Wednesday, April 17, 2013

Interview with Tomasz Dąbrowski. Chapter 01

Trumpet player Tomasz Dabrowski is one of the most prominent new faces of polish jazz. I had already the pleasure to write about his TOM Trio cd, more cds are soon to be released (including New York sessions with Tyshaun Sorey, Kris Davies, Andrew Drury). 
I had a brief chat with Tomek in Krakow few weeks ago as he was about to get on the train to Warsaw to play with the Pheeroan AkLaff. The interview will be posted in three chapters in the next two weeks on the blog.

Here's the first part, a biographical insight into the beginning of Tomasz's musical journey:

"I'm sure everyone has a different story to tell. In my case, my parents have still the VHS-camera recording, it's christmas time and I'm singing some songs by the christmas tree. My folks decided I have a knack for it. Even today, my aunt, and she's around 70 now, always tells me how she remembers me singing to the broom's stick some children songs. As my parents saw it they decided to buy me a keyboard. I'm the first musician in the family, that was their image of how it should begin – keyoard, you know, it has some potential for the future, maybe you'll play in the wedding band, you can show off at holidays to the family, this kind of utility music. And that's how I begun to learn, mostly classical music.

There was this moment, it's really a bad story, there was this disc, or cassette tape rather „Sax & Sex” by Robert Chojnacki with Piasek [sort of smooth jazz / pop music star very popular in the 90s]. I listened to it and I then I knew I want to play saxophone, no way around it. I wasn't the perfect age, 13 years old, it was really a last call to join music school, much smaller children would be already playing well. Ilawa, where I attended the music school, it a small city, around 30 thousand citizens, it is known for a trad jazz festival Złota Tarka („Golden Grater”). They've just initiated a special program which allowed to me enlist. So i did so, I went to thse school and it turned out there's no vacancies left to lear sax, they told me so and asked „how about the trumpet?”. And I wasn't even sure what it was exactly, some people don't know the difference between trumpet and trombone – bone „elephant” sound and that's it.

But I went to the rehearsal led by the teacher Bogdan Olkowski, he played the insteument and I thought to myself it's not that bad, I could be ok with it. I wasn't really serious about it. A guy this age would rather play some football outside. It turned out it's a damn tough instrument to learn, you need to practice everyday, be carefull about what you do, control so many aspects at once.
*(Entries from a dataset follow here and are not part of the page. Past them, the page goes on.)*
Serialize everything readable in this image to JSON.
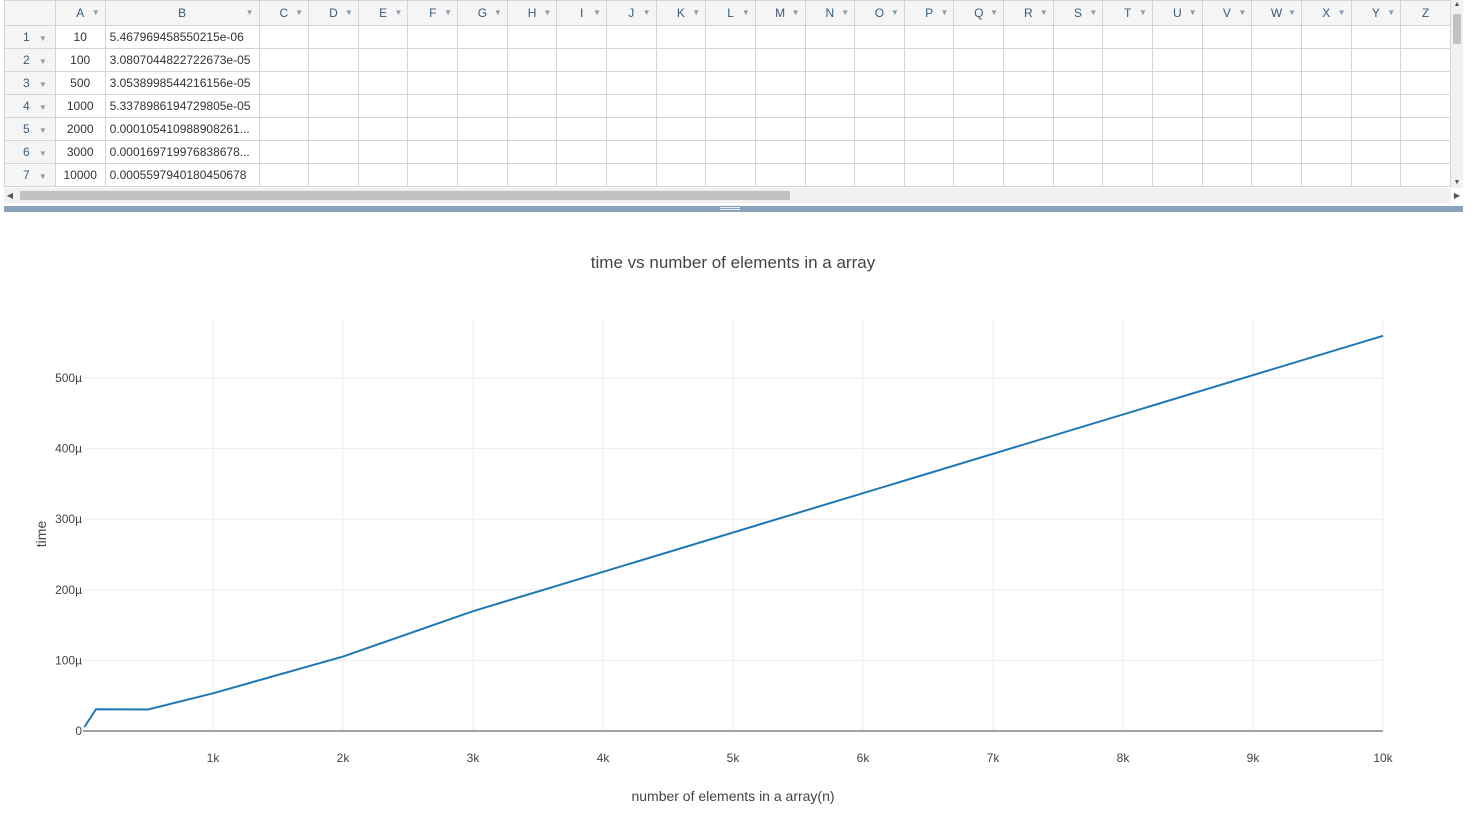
{
  "sheet": {
    "columns": [
      "A",
      "B",
      "C",
      "D",
      "E",
      "F",
      "G",
      "H",
      "I",
      "J",
      "K",
      "L",
      "M",
      "N",
      "O",
      "P",
      "Q",
      "R",
      "S",
      "T",
      "U",
      "V",
      "W",
      "X",
      "Y",
      "Z"
    ],
    "rows": [
      {
        "n": "1",
        "a": "10",
        "b": "5.467969458550215e-06"
      },
      {
        "n": "2",
        "a": "100",
        "b": "3.0807044822722673e-05"
      },
      {
        "n": "3",
        "a": "500",
        "b": "3.0538998544216156e-05"
      },
      {
        "n": "4",
        "a": "1000",
        "b": "5.3378986194729805e-05"
      },
      {
        "n": "5",
        "a": "2000",
        "b": "0.000105410988908261..."
      },
      {
        "n": "6",
        "a": "3000",
        "b": "0.000169719976838678..."
      },
      {
        "n": "7",
        "a": "10000",
        "b": "0.0005597940180450678"
      }
    ]
  },
  "chart_data": {
    "type": "line",
    "title": "time vs number of elements in a array",
    "xlabel": "number of elements in a array(n)",
    "ylabel": "time",
    "x": [
      10,
      100,
      500,
      1000,
      2000,
      3000,
      10000
    ],
    "series": [
      {
        "values": [
          5.468e-06,
          3.08e-05,
          3.05e-05,
          5.34e-05,
          0.0001054,
          0.0001697,
          0.0005598
        ]
      }
    ],
    "xlim": [
      0,
      10000
    ],
    "ylim": [
      0,
      0.000585
    ],
    "xticks": [
      1000,
      2000,
      3000,
      4000,
      5000,
      6000,
      7000,
      8000,
      9000,
      10000
    ],
    "xtick_labels": [
      "1k",
      "2k",
      "3k",
      "4k",
      "5k",
      "6k",
      "7k",
      "8k",
      "9k",
      "10k"
    ],
    "yticks": [
      0,
      0.0001,
      0.0002,
      0.0003,
      0.0004,
      0.0005
    ],
    "ytick_labels": [
      "0",
      "100µ",
      "200µ",
      "300µ",
      "400µ",
      "500µ"
    ],
    "grid": true,
    "line_color": "#1f77b4"
  }
}
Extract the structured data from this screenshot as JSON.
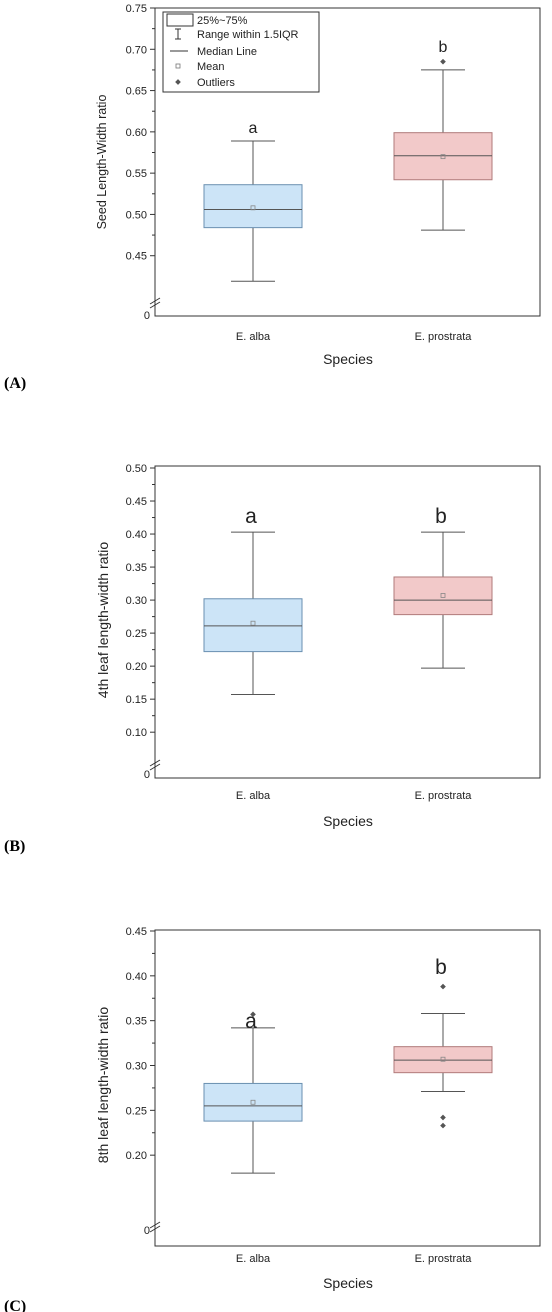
{
  "colors": {
    "alba_fill": "#cce4f7",
    "alba_stroke": "#6a8fb0",
    "prostrata_fill": "#f2c9c9",
    "prostrata_stroke": "#b07a7a",
    "axis": "#333333"
  },
  "legend": {
    "items": [
      "25%~75%",
      "Range within 1.5IQR",
      "Median Line",
      "Mean",
      "Outliers"
    ]
  },
  "chart_data": [
    {
      "panel": "(A)",
      "type": "box",
      "xlabel": "Species",
      "ylabel": "Seed Length-Width ratio",
      "categories": [
        "E. alba",
        "E. prostrata"
      ],
      "yticks": [
        "0",
        "0.45",
        "0.50",
        "0.55",
        "0.60",
        "0.65",
        "0.70",
        "0.75"
      ],
      "ylim": [
        0.4,
        0.75
      ],
      "axis_break": true,
      "legend": "top-left",
      "letters": [
        "a",
        "b"
      ],
      "boxes": [
        {
          "name": "E. alba",
          "whisker_low": 0.419,
          "q1": 0.484,
          "median": 0.506,
          "mean": 0.508,
          "q3": 0.536,
          "whisker_high": 0.589,
          "outliers": []
        },
        {
          "name": "E. prostrata",
          "whisker_low": 0.481,
          "q1": 0.542,
          "median": 0.571,
          "mean": 0.57,
          "q3": 0.599,
          "whisker_high": 0.675,
          "outliers": [
            0.685
          ]
        }
      ]
    },
    {
      "panel": "(B)",
      "type": "box",
      "xlabel": "Species",
      "ylabel": "4th leaf length-width ratio",
      "categories": [
        "E. alba",
        "E. prostrata"
      ],
      "yticks": [
        "0",
        "0.10",
        "0.15",
        "0.20",
        "0.25",
        "0.30",
        "0.35",
        "0.40",
        "0.45",
        "0.50"
      ],
      "ylim": [
        0.07,
        0.5
      ],
      "axis_break": true,
      "legend": "none",
      "letters": [
        "a",
        "b"
      ],
      "boxes": [
        {
          "name": "E. alba",
          "whisker_low": 0.157,
          "q1": 0.222,
          "median": 0.261,
          "mean": 0.265,
          "q3": 0.302,
          "whisker_high": 0.403,
          "outliers": []
        },
        {
          "name": "E. prostrata",
          "whisker_low": 0.197,
          "q1": 0.278,
          "median": 0.3,
          "mean": 0.307,
          "q3": 0.335,
          "whisker_high": 0.403,
          "outliers": []
        }
      ]
    },
    {
      "panel": "(C)",
      "type": "box",
      "xlabel": "Species",
      "ylabel": "8th leaf length-width ratio",
      "categories": [
        "E. alba",
        "E. prostrata"
      ],
      "yticks": [
        "0",
        "0.20",
        "0.25",
        "0.30",
        "0.35",
        "0.40",
        "0.45"
      ],
      "ylim": [
        0.15,
        0.45
      ],
      "axis_break": true,
      "legend": "none",
      "letters": [
        "a",
        "b"
      ],
      "boxes": [
        {
          "name": "E. alba",
          "whisker_low": 0.18,
          "q1": 0.238,
          "median": 0.255,
          "mean": 0.259,
          "q3": 0.28,
          "whisker_high": 0.342,
          "outliers": [
            0.357
          ]
        },
        {
          "name": "E. prostrata",
          "whisker_low": 0.271,
          "q1": 0.292,
          "median": 0.306,
          "mean": 0.307,
          "q3": 0.321,
          "whisker_high": 0.358,
          "outliers": [
            0.388,
            0.242,
            0.233
          ]
        }
      ]
    }
  ]
}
Only today I realise all that, especially since I started to teach as well. I have young students, 8-10 years old but I had a 70 years old senior as well. Everyone starts at the first base.
First reaction one has when he takes the trumpet and tries to play it, you know, cheeks like Dizzy Gillespie, no sound at all and the though appears „God, it's so hard”. It has to be explained that it's not that hard, there are these myths about how physical the instrument is, it is not easy, but you don't loose your conscience after 30 seconds. Although a sweaty shirt after the concert is a normal thing.

I started to play with youth orchestra from Iława, quite a known big band, one of the most acclaimed in Poland. We travelled a lot and Olkowski, for which I'm eternally gratefull, would always say to me „you should do something more about it, you have knack for it”. Unfortuantely I didn't have much musical knowledge, there was nobody who could teach me more. Event though there are many musicians, jazz or otherwise, who are from Ilawa – double bass player Michal Jaros, Marcin Ulanowski who plays the groove ,rock kind of thins. But I couldn't find anyone who could show me „do this”, you can do it that way”, „practice that thing”.
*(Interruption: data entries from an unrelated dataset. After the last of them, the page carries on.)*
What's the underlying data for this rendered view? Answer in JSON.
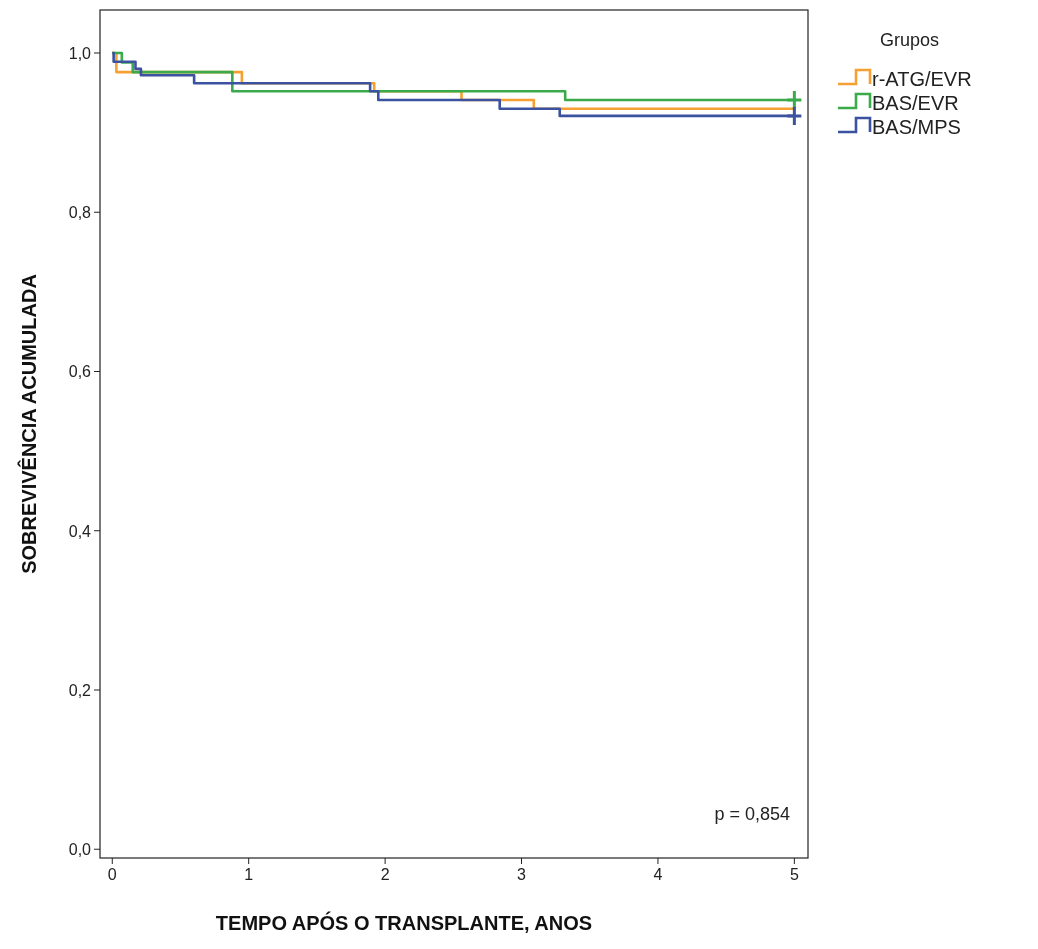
{
  "chart_data": {
    "type": "step",
    "xlabel": "TEMPO APÓS O TRANSPLANTE, ANOS",
    "ylabel": "SOBREVIVÊNCIA ACUMULADA",
    "legend_title": "Grupos",
    "legend": "top right",
    "grid": false,
    "line_style": "solid",
    "xlim": [
      -0.09,
      5.1
    ],
    "xticks": [
      0,
      1,
      2,
      3,
      4,
      5
    ],
    "ylim": [
      -0.011,
      1.054
    ],
    "yticks": [
      {
        "value": 0,
        "label": "0,0"
      },
      {
        "value": 0.2,
        "label": "0,2"
      },
      {
        "value": 0.4,
        "label": "0,4"
      },
      {
        "value": 0.6,
        "label": "0,6"
      },
      {
        "value": 0.8,
        "label": "0,8"
      },
      {
        "value": 1,
        "label": "1,0"
      }
    ],
    "annotations": [
      "p = 0,854"
    ],
    "series": [
      {
        "name": "r-ATG/EVR",
        "color": "#f5a030",
        "x": [
          0,
          0.03,
          0.95,
          1.92,
          2.56,
          3.09,
          5
        ],
        "values": [
          1,
          0.976,
          0.962,
          0.952,
          0.941,
          0.93,
          0.93
        ]
      },
      {
        "name": "BAS/EVR",
        "color": "#3aaa4a",
        "x": [
          0,
          0.07,
          0.15,
          0.88,
          3.32,
          5
        ],
        "values": [
          1,
          0.988,
          0.976,
          0.952,
          0.941,
          0.941
        ]
      },
      {
        "name": "BAS/MPS",
        "color": "#3a52a0",
        "x": [
          0,
          0.01,
          0.17,
          0.21,
          0.6,
          1.89,
          1.95,
          2.84,
          3.28,
          5
        ],
        "values": [
          1,
          0.989,
          0.98,
          0.972,
          0.962,
          0.952,
          0.941,
          0.93,
          0.921,
          0.921
        ]
      },
      {
        "type": "scatter",
        "marker": "cross",
        "color": "#3aaa4a",
        "x": [
          5
        ],
        "values": [
          0.941
        ]
      },
      {
        "type": "scatter",
        "marker": "cross",
        "color": "#3a52a0",
        "x": [
          5
        ],
        "values": [
          0.921
        ]
      }
    ]
  }
}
The one person who would play me music would be Hipolit Szalkiewicz – the teacher responsible for the basic music teachings – literature, dictations, practices, classical etudes and so on, all that staff that everyone needs to pass through in the music school. But once the class was over, mr Hipolit would call me „Hey Tomek, wait here a second, listen to this” and he would play me maybe some dixieland jazz that I really liked. I didn't know how to apprach it, but I frequented the jazz festival in the city and that's also when I went to my first jam session.

After that Henryk Majewski visited Ilawa and he rehearsed me but that was a complete bust, I didn't know a first thing about playing jazz, jazz chords? Progressions? I had not theoretical preparation whatsoever. Two years after I applied to the jazz school on Bednarska street in Warsaw and I got in, I still don't really know how, I wasn't a good player, had a lot of technical issues and in fact the first three years I spend trying to correct these, which was very frustrating.
I was a very active environment, people making their own bands, inviting you to play with them, that's how you learn even more, but I had to decline becuase there was no point to it.
Yet after a while I was able to join them, even made own bands, got some individual and team prizes on a couple of contests.

And then the current chapter of my life begins, I moved to Denmark, all that's happening now started then."